Mais diversão na prática?
Em estradas bastante sinuosas na Baviera (Alemanha), tornou-se evidente que o salto em agilidade é expressivo quando se pretende conduzir a um ritmo elevado.
Isso nota-se sobretudo no modo “dynamic plus”, onde o acelerador passa a ter um papel determinante na forma como se desenha a trajetória em curva, sempre com o contributo crucial da direção progressiva, rápida e precisa - que evoluiu bastante face ao que existia, quando se sentia algo «nervosa» junto ao ponto central.
O conjunto mantém uma progressividade convincente, o que torna as reações do S3 fáceis de antecipar mesmo perto do limite, sem sinais de uma traseira excessivamente “indomável”. Como explica o especialista em dinâmica da Audi, Niko Zupan: “qualquer Audi tem de ter um comportamento previsível”.
Ainda assim, quem estiver a considerar o modelo deve contar com um rolamento mais firme do que alguns pisos irregulares recomendariam, tanto pelo tipo de pneus como pela afinação da suspensão.
No final, as mudanças aplicadas ao Audi S3 fazem sentido. A evolução sente-se de forma clara: o S3 deixa de ser apenas competente e algo inerte, passando a recompensar muito mais quem o quiser explorar.
De resto pouco muda
As alterações de estilo - por fora e por dentro - ficam para o fim e seguem a habitual discrição da Audi.

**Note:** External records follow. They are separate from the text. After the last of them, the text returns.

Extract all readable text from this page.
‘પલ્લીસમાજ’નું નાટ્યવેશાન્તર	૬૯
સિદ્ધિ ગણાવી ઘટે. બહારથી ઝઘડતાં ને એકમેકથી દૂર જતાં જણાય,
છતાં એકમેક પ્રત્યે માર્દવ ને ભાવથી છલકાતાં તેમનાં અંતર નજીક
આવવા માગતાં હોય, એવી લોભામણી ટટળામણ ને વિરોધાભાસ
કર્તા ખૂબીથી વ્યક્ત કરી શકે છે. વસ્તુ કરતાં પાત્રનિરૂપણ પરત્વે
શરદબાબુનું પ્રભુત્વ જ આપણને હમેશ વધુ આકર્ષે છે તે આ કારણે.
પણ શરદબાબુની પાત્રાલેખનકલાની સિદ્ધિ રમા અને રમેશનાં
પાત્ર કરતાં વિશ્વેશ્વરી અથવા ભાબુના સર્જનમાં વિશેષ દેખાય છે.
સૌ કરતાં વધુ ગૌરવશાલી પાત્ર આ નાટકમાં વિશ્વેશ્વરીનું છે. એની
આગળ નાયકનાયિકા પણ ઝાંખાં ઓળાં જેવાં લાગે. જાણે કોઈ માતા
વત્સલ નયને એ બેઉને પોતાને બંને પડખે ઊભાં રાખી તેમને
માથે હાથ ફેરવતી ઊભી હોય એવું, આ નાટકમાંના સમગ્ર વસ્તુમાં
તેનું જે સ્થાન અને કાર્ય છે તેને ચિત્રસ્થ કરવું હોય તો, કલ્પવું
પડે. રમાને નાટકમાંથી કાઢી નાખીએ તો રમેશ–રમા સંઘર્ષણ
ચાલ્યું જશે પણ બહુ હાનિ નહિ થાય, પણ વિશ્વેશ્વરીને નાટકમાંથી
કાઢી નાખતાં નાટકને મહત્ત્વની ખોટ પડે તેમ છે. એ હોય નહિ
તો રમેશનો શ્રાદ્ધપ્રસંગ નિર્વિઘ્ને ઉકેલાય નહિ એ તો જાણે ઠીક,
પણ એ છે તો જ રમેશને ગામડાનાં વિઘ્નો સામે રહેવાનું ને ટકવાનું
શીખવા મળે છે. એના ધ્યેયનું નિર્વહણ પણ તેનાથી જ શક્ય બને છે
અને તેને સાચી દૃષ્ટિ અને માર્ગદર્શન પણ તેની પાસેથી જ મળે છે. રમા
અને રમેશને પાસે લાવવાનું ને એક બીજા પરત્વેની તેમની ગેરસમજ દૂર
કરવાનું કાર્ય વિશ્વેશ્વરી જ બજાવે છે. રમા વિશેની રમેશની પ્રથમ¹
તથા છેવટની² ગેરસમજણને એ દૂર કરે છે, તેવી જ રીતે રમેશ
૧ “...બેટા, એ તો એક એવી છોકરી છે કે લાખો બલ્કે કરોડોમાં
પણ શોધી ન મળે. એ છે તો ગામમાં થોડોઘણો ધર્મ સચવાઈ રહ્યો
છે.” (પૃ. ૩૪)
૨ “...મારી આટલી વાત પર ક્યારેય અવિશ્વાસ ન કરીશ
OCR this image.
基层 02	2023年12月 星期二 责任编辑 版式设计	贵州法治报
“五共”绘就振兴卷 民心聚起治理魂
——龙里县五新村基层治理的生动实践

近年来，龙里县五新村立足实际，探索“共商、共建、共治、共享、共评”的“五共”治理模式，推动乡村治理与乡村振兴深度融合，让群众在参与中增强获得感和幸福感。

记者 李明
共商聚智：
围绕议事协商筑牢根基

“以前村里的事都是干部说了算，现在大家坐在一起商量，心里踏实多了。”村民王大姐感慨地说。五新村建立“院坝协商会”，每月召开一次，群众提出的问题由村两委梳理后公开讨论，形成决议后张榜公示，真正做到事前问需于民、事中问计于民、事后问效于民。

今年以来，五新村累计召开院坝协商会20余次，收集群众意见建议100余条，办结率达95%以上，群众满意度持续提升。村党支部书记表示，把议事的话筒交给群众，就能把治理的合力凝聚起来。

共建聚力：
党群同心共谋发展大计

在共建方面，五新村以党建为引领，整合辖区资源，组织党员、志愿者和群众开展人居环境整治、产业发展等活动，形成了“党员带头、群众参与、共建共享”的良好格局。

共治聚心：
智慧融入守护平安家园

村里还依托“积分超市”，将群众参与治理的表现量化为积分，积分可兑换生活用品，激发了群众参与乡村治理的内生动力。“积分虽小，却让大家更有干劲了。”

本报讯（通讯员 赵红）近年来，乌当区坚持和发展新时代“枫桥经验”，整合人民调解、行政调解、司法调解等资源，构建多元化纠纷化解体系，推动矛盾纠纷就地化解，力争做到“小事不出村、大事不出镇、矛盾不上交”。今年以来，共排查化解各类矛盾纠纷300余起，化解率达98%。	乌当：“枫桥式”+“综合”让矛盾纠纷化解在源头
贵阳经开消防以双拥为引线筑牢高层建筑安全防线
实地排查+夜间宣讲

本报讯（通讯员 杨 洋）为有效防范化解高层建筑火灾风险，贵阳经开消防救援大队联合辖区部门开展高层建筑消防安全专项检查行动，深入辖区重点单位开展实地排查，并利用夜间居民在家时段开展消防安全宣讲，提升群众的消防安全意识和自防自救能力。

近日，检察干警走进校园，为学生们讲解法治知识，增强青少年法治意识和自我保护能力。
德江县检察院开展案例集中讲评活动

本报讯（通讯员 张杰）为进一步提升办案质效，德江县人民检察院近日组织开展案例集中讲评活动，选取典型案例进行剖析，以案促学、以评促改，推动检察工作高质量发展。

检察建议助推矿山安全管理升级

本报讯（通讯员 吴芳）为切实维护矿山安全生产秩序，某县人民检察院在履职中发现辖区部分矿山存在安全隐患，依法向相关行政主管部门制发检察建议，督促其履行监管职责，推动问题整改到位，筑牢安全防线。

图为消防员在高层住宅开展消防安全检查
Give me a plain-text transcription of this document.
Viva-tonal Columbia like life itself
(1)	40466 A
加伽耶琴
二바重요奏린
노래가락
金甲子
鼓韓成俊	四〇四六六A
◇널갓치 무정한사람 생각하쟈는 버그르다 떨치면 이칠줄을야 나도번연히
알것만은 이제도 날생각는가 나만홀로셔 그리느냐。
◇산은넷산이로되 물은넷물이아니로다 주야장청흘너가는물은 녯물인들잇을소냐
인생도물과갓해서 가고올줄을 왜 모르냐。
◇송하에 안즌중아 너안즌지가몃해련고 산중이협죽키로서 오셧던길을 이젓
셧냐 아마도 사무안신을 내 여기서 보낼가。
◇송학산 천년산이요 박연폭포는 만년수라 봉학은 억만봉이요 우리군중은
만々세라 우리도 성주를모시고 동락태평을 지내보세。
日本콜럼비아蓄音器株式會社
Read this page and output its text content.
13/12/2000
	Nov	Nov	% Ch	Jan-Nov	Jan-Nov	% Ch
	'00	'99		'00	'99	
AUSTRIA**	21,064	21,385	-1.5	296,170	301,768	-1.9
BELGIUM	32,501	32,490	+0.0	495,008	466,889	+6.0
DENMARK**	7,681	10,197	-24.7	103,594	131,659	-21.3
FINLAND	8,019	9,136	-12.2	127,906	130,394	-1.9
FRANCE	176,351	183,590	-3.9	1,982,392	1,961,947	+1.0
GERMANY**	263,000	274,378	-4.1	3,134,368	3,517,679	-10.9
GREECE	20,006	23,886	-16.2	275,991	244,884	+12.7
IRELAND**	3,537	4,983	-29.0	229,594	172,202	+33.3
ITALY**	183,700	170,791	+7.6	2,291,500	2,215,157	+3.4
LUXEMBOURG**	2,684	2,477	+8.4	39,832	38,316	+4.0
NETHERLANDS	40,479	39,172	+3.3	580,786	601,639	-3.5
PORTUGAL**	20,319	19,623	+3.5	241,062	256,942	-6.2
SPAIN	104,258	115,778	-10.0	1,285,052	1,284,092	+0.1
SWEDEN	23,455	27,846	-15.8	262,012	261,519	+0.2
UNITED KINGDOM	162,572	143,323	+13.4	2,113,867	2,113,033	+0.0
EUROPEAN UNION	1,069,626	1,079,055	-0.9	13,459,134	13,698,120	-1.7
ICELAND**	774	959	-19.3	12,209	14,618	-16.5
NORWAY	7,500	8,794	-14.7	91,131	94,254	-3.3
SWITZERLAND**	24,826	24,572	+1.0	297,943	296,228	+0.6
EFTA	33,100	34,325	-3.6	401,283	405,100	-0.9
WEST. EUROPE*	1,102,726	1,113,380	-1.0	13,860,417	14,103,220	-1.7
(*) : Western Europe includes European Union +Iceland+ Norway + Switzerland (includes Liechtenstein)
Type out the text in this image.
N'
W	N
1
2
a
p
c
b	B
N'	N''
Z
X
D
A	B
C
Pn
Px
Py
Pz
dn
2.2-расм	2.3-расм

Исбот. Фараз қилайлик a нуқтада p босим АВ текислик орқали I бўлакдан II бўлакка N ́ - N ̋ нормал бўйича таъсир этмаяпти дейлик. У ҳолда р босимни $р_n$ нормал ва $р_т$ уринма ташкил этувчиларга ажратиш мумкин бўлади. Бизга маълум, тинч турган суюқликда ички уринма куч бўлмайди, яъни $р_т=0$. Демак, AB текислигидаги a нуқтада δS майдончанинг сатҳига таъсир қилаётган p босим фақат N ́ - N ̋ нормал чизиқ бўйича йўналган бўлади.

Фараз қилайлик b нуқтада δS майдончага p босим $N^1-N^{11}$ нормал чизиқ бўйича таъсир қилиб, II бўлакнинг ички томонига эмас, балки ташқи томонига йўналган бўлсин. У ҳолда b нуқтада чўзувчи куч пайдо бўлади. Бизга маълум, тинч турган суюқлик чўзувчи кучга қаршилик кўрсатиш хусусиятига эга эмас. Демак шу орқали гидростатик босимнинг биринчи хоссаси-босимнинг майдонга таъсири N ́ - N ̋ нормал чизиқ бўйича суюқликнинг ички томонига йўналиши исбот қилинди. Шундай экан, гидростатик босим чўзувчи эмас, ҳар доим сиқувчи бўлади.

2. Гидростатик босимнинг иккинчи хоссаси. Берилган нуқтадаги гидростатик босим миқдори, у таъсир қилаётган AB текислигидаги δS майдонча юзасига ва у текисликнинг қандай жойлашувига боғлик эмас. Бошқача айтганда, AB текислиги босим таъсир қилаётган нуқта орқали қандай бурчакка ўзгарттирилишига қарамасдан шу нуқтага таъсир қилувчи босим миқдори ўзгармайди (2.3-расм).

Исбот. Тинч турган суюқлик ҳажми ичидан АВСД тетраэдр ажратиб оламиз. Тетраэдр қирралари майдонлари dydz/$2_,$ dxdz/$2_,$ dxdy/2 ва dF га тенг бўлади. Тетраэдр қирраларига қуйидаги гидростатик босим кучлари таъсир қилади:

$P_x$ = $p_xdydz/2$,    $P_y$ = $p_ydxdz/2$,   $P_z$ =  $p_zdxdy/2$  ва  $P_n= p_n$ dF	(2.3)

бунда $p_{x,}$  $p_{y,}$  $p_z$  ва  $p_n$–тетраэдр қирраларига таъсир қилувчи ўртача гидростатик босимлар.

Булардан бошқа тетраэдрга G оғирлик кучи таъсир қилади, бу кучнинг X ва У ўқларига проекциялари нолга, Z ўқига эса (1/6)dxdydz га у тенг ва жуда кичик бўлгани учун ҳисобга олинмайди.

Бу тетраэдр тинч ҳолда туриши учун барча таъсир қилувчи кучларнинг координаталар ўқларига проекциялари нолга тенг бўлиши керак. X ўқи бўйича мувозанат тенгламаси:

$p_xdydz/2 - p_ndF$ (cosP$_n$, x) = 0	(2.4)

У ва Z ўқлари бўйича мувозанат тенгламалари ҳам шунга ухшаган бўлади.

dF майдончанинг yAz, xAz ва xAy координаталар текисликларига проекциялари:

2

Ainda assim, a grelha redesenhada, agora sem moldura, dá mais presença à frente ao criar a perceção de maior largura, efeito reforçado pelos faróis principais colocados mais baixos.
Nas luzes diurnas, as lâmpadas são compostas por 24 pixéis concentrados na parte superior do farol e, pela primeira vez num A3, o condutor pode optar entre quatro assinaturas luminosas.
Atrás, destacam-se um difusor dividido em duas secções e as quatro saídas de escape, com acabamento em titânio no caso do opcional escape desportivo; há também elementos inspirados no RS 3, incluindo os refletores verticais.
Já no habitáculo, as mudanças não são radicais, mas existem: novas saídas de ar do sistema de climatização, manetes de porta redesenhadas, iluminação ambiente opcional com mais cores e mais zonas iluminadas.
Além disso, o seletor da caixa passa a ser mais pequeno (à semelhança dos modelos mais recentes da Audi) e as inserções decorativas do painel e das portas usam um material têxtil (mistura de poliéster reciclado com microfibra Dinamica).
A instrumentação digital (cockpit virtual) mantém a mesma base, mas o sistema multimédia foi atualizado e passa a incluir uma loja virtual para descarregar aplicações de terceiros. Na segunda fila, o lugar central continua bastante penalizado pelo túnel de transmissão volumoso no piso.
Qual o preço?
O Audi S3 de 2024 já está disponível para encomenda, com as primeiras entregas previstas para o início do verão. O preço de entrada é de 65 440 euros no Sportback. O S3 Limousine custa mais 240 euros, arrancando nos 65 680 euros.
É um valor elevado, posicionando-se entre o «primo» Golf R (com o qual partilha plataforma e mecânica) e o rival de Estugarda, o Mercedes-AMG A 35. A BMW apresentou entretanto um Série 1 renovado, liderado pelo M135 xDrive, mas ainda sem preços divulgados.